From Our Special Correspondent
GUWAHATI: Various organisations of Assam, have expressed concern over the Centre’s reported move to disinvest Bharat Petroleum Corporation Limited (BPCL), which is the major shareholder in Numaligarh Refinery Limited (NRL) with 61.65 per cent stake.
Forum Against Citizenship Act Amendment Bill (FACAAB), a group comprising senior intellectuals and leading citizens, has termed the Centre’s reported move to privatise Numaligarh Refinery Limited (NRL) a “conspiracy” and demanded that such a plan should be aborted immediately.
“NRL is the outcome of the six-year-long Assam Agitation with sentiments of the Assamese people attached to the refinery. Even if the Centre has not announced plans to privatise NRL, it has already initiated the process to privatise BPCL, which has a 61.65 per cent stake in the Golaghat-based refinery,” FACAAB chairman, Hiren Gohain had told reporters here on Monday.
The Centre has 52 per cent share in BCPL. “Therefore, its privatisation will automatically lead to a similar fate for NRL,” Gohain said.
The forum urged the All Assam Students Union (AASU), a signatory of the Assam Accord inked in 1985, along with other organisations to launch a state-wide agitation against such a “conspiracy” to privatise NRL.
AASU chief advisor Samujjal Bhattacharjya, in a tweet on Sunday, also voiced concern over reports of disinvestment of BPCL and called for protecting the interests of NRL, which is an outcome of the Assam Agitation and Assam Accord.

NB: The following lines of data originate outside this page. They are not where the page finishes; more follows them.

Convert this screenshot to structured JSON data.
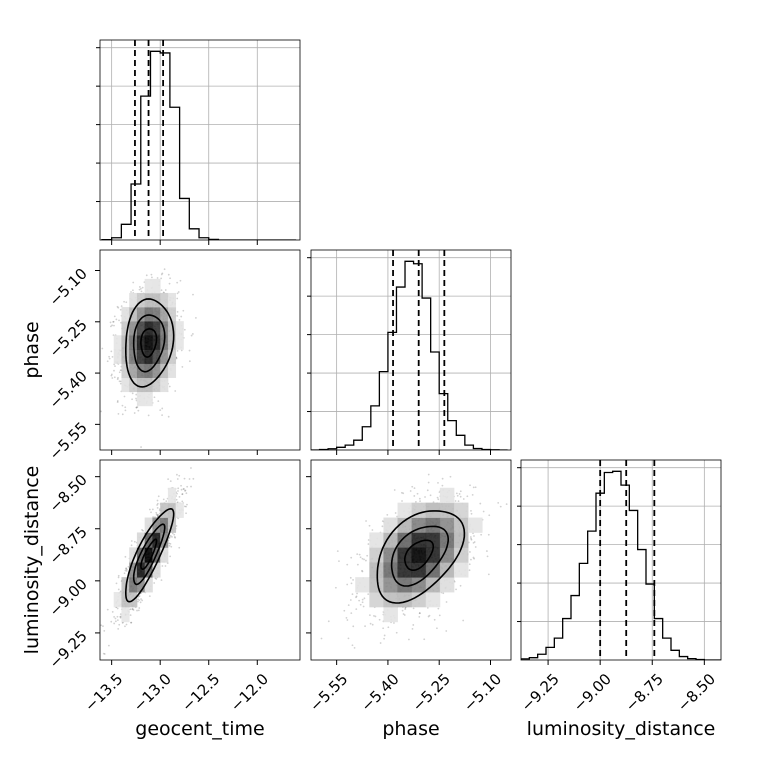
{
  "chart_data": {
    "type": "corner",
    "parameters": [
      "geocent_time",
      "phase",
      "luminosity_distance"
    ],
    "axis_titles": {
      "geocent_time": "geocent_time",
      "phase": "phase",
      "luminosity_distance": "luminosity_distance"
    },
    "ranges": {
      "geocent_time": [
        -13.62,
        -11.56
      ],
      "phase": [
        -5.625,
        -5.04
      ],
      "luminosity_distance": [
        -9.38,
        -8.42
      ]
    },
    "ticks": {
      "geocent_time": {
        "values": [
          -13.5,
          -13.0,
          -12.5,
          -12.0
        ],
        "labels": [
          "−13.5",
          "−13.0",
          "−12.5",
          "−12.0"
        ]
      },
      "phase": {
        "values": [
          -5.55,
          -5.4,
          -5.25,
          -5.1
        ],
        "labels": [
          "−5.55",
          "−5.40",
          "−5.25",
          "−5.10"
        ]
      },
      "luminosity_distance": {
        "values": [
          -9.25,
          -9.0,
          -8.75,
          -8.5
        ],
        "labels": [
          "−9.25",
          "−9.00",
          "−8.75",
          "−8.50"
        ]
      }
    },
    "quantiles": {
      "geocent_time": [
        -13.26,
        -13.12,
        -12.97
      ],
      "phase": [
        -5.385,
        -5.31,
        -5.235
      ],
      "luminosity_distance": [
        -9.0,
        -8.875,
        -8.74
      ]
    },
    "diagonal_histograms": [
      {
        "param": "geocent_time",
        "bin_start": -13.6,
        "bin_width": 0.1,
        "counts": [
          2,
          14,
          98,
          350,
          900,
          1180,
          1170,
          830,
          260,
          70,
          14,
          4,
          0,
          0,
          0,
          0,
          0,
          0,
          0,
          0
        ]
      },
      {
        "param": "phase",
        "bin_start": -5.625,
        "bin_width": 0.025,
        "counts": [
          0,
          2,
          5,
          11,
          20,
          40,
          95,
          180,
          320,
          480,
          665,
          770,
          760,
          620,
          400,
          230,
          120,
          60,
          20,
          6,
          2,
          1,
          0
        ]
      },
      {
        "param": "luminosity_distance",
        "bin_start": -9.38,
        "bin_width": 0.04,
        "counts": [
          5,
          10,
          25,
          55,
          95,
          180,
          280,
          420,
          560,
          725,
          815,
          820,
          760,
          650,
          480,
          330,
          180,
          95,
          42,
          15,
          6,
          2,
          0,
          0
        ]
      }
    ],
    "correlations": {
      "phase|geocent_time": 0.15,
      "luminosity_distance|geocent_time": 0.85,
      "luminosity_distance|phase": 0.45
    },
    "grid": true,
    "contour_levels": 3
  }
}
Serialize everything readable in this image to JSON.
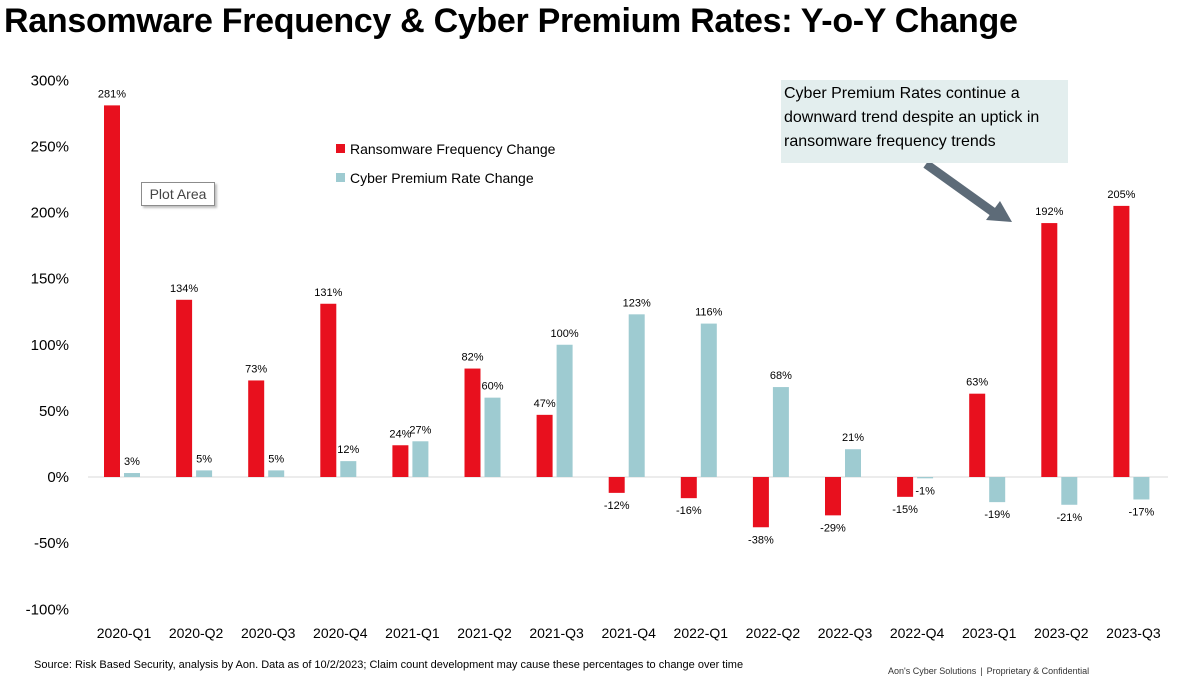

FACAAB further said that NRL has never incurred any loss since it was commissioned in the year 2000. On the contrary, it said the refinery has earned profits to the tune of over Rs 2000 crore in the past three years itself and has contributed every year to the state exchequer.
Of late, the refinery has also announced several expansion plans and taken up three new projects in this regard, which would have augmented its annual profits.
There are over 1000 permanent and 2000 temporary employees apart from several hundred others indirectly involved with NRL.
“Currently, about 90 per cent of permanent/temporary employees apart from about 80 to 85 per cent officials and engineers are locals. Therefore, the jobs of these people are at stake while opportunities for several other job aspirants will diminish,” he said.